In ASP.NET session state can be held in 3+ locations. The choice is between in-proc (i.e. managed in the app domain), out-of-proc (with either ASP.NET state service or in SQL Server), or custom built.

When you create a new web application, in-proc is used by default – which is the worst choice one could make. Apparantly this is the case for simplicity, because it does not need additional setup and works out of the box. ASP.NET state service needs a running service (which is by default not the case), and SQL Server or custom built solutions obviously need even more setup work.

What you should do immediately is to switch to out-of-proc mode!

Why? Well, not for the usually mentioned reasons. Not because using out-of-proc session state increases robustness, i.e. the state will survive if the application restarts, allegedly after some kind of error. Not because MSDN advises against in-proc session state for web garden scenarios (see „caution“). And also not because there is a serialization issue (see „note“).

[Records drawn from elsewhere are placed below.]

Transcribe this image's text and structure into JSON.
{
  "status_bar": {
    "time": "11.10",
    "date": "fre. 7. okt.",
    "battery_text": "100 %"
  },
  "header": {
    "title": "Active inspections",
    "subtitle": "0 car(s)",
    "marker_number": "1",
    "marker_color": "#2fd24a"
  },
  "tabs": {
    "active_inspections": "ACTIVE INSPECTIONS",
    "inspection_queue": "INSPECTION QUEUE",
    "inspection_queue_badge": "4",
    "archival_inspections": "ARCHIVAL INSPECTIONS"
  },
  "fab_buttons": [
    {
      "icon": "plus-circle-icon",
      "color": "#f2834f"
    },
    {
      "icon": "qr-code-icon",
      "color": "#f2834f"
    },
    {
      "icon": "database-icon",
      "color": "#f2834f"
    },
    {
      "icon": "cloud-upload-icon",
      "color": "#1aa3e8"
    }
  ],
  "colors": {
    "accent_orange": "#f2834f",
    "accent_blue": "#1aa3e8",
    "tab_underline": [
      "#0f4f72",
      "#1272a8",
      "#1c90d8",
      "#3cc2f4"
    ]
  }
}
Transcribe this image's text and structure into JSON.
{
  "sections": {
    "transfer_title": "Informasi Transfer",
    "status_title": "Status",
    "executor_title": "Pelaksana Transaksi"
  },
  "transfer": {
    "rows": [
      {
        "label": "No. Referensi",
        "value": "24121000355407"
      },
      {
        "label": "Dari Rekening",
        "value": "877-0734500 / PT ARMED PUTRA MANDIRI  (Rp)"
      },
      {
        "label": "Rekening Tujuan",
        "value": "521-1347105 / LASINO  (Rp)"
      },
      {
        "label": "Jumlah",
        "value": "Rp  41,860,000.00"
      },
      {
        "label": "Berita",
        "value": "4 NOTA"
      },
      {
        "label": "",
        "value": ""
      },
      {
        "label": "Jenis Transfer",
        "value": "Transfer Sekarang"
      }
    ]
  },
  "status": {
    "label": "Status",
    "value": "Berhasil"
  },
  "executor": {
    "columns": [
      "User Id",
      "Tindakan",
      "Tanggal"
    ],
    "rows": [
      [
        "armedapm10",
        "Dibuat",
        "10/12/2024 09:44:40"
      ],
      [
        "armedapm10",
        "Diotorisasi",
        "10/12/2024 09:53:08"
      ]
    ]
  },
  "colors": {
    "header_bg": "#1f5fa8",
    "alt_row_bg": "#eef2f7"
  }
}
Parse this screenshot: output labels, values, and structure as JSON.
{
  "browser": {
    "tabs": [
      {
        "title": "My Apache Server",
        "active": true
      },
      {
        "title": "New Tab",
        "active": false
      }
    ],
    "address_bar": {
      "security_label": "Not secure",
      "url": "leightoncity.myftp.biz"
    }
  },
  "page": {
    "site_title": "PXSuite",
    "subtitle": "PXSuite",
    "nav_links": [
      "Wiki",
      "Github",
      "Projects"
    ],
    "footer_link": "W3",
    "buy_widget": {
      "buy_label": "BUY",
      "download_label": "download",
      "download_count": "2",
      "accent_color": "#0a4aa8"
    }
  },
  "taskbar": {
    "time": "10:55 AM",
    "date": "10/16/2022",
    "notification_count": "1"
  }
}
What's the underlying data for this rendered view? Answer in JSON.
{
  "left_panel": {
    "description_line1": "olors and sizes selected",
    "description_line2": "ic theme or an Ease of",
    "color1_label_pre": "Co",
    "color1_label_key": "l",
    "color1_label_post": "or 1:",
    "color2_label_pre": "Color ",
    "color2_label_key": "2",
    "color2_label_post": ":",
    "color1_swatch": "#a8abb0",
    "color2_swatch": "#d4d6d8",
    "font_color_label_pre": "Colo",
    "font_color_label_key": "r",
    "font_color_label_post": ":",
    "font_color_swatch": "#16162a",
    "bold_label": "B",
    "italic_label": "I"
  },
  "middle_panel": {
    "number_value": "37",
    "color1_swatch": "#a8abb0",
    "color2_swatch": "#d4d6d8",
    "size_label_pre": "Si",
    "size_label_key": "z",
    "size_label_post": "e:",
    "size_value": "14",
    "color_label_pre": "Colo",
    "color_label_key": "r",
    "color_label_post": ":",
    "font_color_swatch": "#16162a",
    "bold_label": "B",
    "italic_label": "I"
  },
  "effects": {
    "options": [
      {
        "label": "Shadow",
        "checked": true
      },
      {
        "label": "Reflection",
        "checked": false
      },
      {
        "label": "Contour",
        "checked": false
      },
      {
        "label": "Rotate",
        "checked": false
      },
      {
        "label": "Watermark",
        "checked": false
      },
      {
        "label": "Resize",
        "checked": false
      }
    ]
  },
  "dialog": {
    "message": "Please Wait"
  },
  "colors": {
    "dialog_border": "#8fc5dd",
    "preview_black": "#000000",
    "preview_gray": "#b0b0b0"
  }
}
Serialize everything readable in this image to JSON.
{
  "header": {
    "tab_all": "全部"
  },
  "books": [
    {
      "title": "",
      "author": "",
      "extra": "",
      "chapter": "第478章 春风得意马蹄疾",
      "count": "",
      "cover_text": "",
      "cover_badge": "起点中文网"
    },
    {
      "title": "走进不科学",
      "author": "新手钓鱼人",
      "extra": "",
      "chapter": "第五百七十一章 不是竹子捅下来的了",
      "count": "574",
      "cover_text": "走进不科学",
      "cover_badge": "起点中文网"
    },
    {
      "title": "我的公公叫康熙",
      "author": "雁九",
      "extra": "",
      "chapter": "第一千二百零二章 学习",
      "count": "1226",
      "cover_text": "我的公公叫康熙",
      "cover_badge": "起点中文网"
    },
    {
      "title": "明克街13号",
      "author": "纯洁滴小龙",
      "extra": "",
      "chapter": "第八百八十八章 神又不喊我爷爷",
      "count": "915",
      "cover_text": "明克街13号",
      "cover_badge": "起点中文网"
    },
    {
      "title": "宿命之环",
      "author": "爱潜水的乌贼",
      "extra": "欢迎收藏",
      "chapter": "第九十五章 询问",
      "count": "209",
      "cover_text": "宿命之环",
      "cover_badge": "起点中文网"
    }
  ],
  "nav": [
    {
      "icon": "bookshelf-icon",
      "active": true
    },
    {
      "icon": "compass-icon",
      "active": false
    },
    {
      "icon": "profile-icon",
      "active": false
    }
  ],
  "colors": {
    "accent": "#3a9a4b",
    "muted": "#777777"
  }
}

Don‘t get me wrong, those are all valid reasons. Especially the serialization issue is the very reason why you should use out-of-proc mode right from the beginning rather than switching later. But the reason you should switch is more simple and evene more serious: In-proc session state does not work!

„Are you nuts? I always used it and never had any problems…“. Yes I know. But sorry, you were just lucky. Just because the problem didn’t manifest itself doesn’t mean you didn’t have it. Actually Microsoft tells all the facts one needs to know (they just forgot to tell about the consequence):

„The worker process is subject to a feature named process recycling. Process recycling consists in the aspnet_isapi ability of automatically starting a new process when the existing one is consuming too much memory, responds too slowly, or just hangs. When this happens, new requests are serviced by the new instance, which becomes the new active process.“

And what happens to the in-proc state? Right. Nothing. In other words it dies with the app domain. Session state lost, sorry. And by the way, this is by intention.

„OK, I can allways switch in production, no big deal!“ Yes you can. But don‘t make too many plans for the weekend, you might have to track down that serialization issue. That one is particularly nasty, because it happens out of sync. You can put anything from integers to objects to french fries into the state. ASP.NET just won‘t complain. Only at the end of the request life cycle the session state is serialized and only if some non-serializable object is in the state you (or rather the end user) will be „served“ with a serialization exception. Try to find the root cause for that exception in a non-trivial application and without knowing what the user did beforehand.
Therefore you should wok out-of-proc during development. If you did not do that you are probably better off with in-proc session state and loosing the sessions now and then.